Although the primary issue in the case was whether the Circuit Court should have let the question of employment go to the jury, the opinion provides a constructive overview of the factors that may be considered in determining a co-employer/employee relationship. The factors include:

The power to select and hire the employee;
The payment of wages;
The power to discharge the employee;
Whether the work is part of the regular business of the employer; and
The power to control the employee’s conduct.

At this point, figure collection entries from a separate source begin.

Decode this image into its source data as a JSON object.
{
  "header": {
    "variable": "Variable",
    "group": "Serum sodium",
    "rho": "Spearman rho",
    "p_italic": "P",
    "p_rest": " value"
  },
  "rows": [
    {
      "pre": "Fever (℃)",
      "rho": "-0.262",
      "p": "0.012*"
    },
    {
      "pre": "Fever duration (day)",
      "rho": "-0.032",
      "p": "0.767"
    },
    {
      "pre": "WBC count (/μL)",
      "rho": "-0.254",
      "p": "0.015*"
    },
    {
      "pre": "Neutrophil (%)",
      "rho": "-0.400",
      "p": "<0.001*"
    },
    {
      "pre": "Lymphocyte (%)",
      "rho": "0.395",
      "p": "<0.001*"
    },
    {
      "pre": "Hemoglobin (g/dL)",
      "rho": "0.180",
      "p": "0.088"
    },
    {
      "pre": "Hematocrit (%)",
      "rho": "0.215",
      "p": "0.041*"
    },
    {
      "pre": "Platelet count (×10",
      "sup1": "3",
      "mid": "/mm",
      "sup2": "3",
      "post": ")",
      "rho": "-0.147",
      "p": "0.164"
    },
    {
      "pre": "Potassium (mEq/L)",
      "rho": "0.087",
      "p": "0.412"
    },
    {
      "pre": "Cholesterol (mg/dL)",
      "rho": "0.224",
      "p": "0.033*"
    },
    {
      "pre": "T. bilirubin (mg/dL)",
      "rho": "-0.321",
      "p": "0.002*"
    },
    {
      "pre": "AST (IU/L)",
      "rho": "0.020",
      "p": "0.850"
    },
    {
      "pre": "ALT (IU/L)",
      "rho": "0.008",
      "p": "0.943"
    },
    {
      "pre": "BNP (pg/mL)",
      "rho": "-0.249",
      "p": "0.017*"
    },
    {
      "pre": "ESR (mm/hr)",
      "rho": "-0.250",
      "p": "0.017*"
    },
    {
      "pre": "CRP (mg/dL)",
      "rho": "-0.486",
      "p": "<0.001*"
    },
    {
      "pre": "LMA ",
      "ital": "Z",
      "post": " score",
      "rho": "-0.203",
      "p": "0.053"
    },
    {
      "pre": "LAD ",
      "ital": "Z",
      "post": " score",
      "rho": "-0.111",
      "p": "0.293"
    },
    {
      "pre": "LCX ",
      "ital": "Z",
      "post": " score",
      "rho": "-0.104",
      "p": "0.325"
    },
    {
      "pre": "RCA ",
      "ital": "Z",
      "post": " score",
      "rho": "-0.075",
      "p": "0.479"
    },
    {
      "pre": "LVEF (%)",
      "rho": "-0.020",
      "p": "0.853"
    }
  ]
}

Although the other factors were taken into consideration, the court found the “control” factor to be the most important in establishing whether Tyson was a co-employer of Mr. Garcia. In this case, Tyson could oversee all aspects of the farm including verifying operations in compliance with their contract, establishing instructions and requirements for raising the flocks, sending Tyson’s employees to check on each flock of chickens, and evaluating the welfare of the flock. Specifically, concerning the claimant, Tyson had the authority to compel Mr. Garcia to work on the farm 24 hours a day, seven days a week, and to speak directly with Mr. Garcia regarding adjustments of any kind. Tyson also had the right to terminate the contract if Mr. Garcia did not comply with the terms. Based on these circumstances, the Court found that Tyson’s power to control Mr. Garcia’s day to day operations was enough to establish the company as a co-employer and reversed the decision of the Circuit Court.